Many more such examples exist.
We can safely assume that some of the examples raised above deviate from the interpretive boundaries brought down in the ruling, and it is quite reasonable that the Tax Authority objects to some of them, since the ruling relates only to the combination of the provisions of profits available for distribution and the possibility of obtaining underlying tax credit at the actual time of dividend distribution, for the purpose of avoiding unreasonable effective taxes.
Thus, in the event of the alternative between dividend vs. capital gains (before or after the relevant tax event), make sure to carefully examine how the ruling would apply in the particular case.
Another interesting point in the ruling is the term “tax”, defined in the Tax Ordinance as “… either personal income tax or corporate income tax imposed under this Ordinance (hereafter known as “Israeli Tax”). According to this, logical language dictates that any time the Ordinance refers to the term “tax” it is referring to Israeli tax. Yet in the ruling the court preferred the intentional interpretation and not the literal one, as we described above, and this interpretation may require viewing taxes paid abroad also as “Israeli tax”. This paved the way for defining foreign corporate profits as profits available for distribution for purposes of carrying out provisions of the clause, and in the words of the ruling itself: “… to include in the term ‘tax’ any tax taken into account as part of the overall taxation method… Therefore, foreign taxes, too, although they are not ‘imposed’ by the Ordinance, but are ‘imported’ into the Israeli taxation method by means of granting an exemption at the time of dividend distribution, is considered ‘tax’ for this purpose, and should be seen as such”.
The judge mentions in the ruling that “the legislator is not to be held as one who has created a masterpiece in all that relates to formulation of tax provisions, and especially in international taxation”

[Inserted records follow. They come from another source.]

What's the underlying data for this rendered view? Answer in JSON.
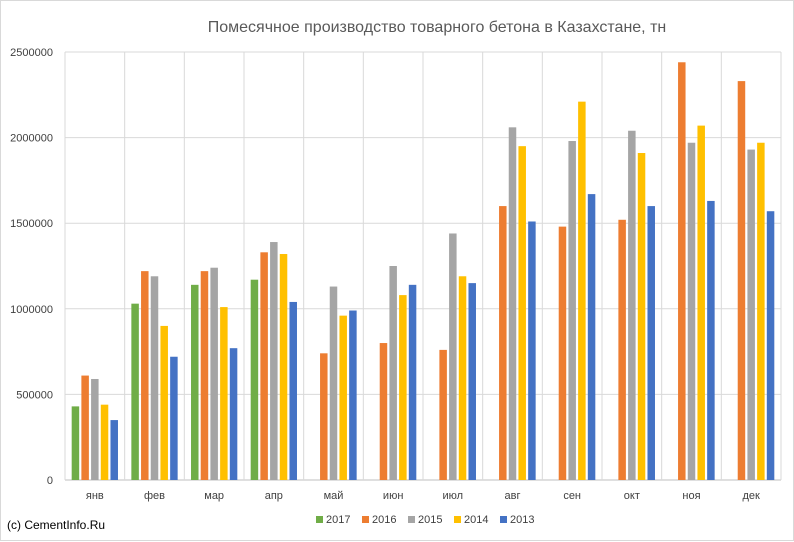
{
  "chart_data": {
    "type": "bar",
    "title": "Помесячное производство товарного бетона в Казахстане, тн",
    "xlabel": "",
    "ylabel": "",
    "ylim": [
      0,
      2500000
    ],
    "yticks": [
      0,
      500000,
      1000000,
      1500000,
      2000000,
      2500000
    ],
    "ytick_labels": [
      "0",
      "500000",
      "1000000",
      "1500000",
      "2000000",
      "2500000"
    ],
    "grid": true,
    "legend_position": "bottom",
    "categories": [
      "янв",
      "фев",
      "мар",
      "апр",
      "май",
      "июн",
      "июл",
      "авг",
      "сен",
      "окт",
      "ноя",
      "дек"
    ],
    "series": [
      {
        "name": "2017",
        "color": "#70ad47",
        "values": [
          430000,
          1030000,
          1140000,
          1170000,
          null,
          null,
          null,
          null,
          null,
          null,
          null,
          null
        ]
      },
      {
        "name": "2016",
        "color": "#ed7d31",
        "values": [
          610000,
          1220000,
          1220000,
          1330000,
          740000,
          800000,
          760000,
          1600000,
          1480000,
          1520000,
          2440000,
          2330000
        ]
      },
      {
        "name": "2015",
        "color": "#a5a5a5",
        "values": [
          590000,
          1190000,
          1240000,
          1390000,
          1130000,
          1250000,
          1440000,
          2060000,
          1980000,
          2040000,
          1970000,
          1930000
        ]
      },
      {
        "name": "2014",
        "color": "#ffc000",
        "values": [
          440000,
          900000,
          1010000,
          1320000,
          960000,
          1080000,
          1190000,
          1950000,
          2210000,
          1910000,
          2070000,
          1970000
        ]
      },
      {
        "name": "2013",
        "color": "#4472c4",
        "values": [
          350000,
          720000,
          770000,
          1040000,
          990000,
          1140000,
          1150000,
          1510000,
          1670000,
          1600000,
          1630000,
          1570000
        ]
      }
    ]
  },
  "credit": "(c) CementInfo.Ru"
}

We can sum this up as follows: First, we cannot establish categorically that every use of the term “tax” in the Ordinance includes foreign taxes. But neither should we conclude the opposite – that use of the term “tax” always excludes foreign taxes. And so, the question of whether foreign taxes must be taken into account as part of the definition of the term “tax” must be examined based on context and on the purpose of the clause under consideration. Many examples could be found on the ramifications that this ruling could have on the definition of the term “tax” in the Ordinance, and in relevant cases it would be advisable to consult with experts to determine whether foreign taxes can be viewed as “Israeli taxes”. Each case, of course, must be addressed individually.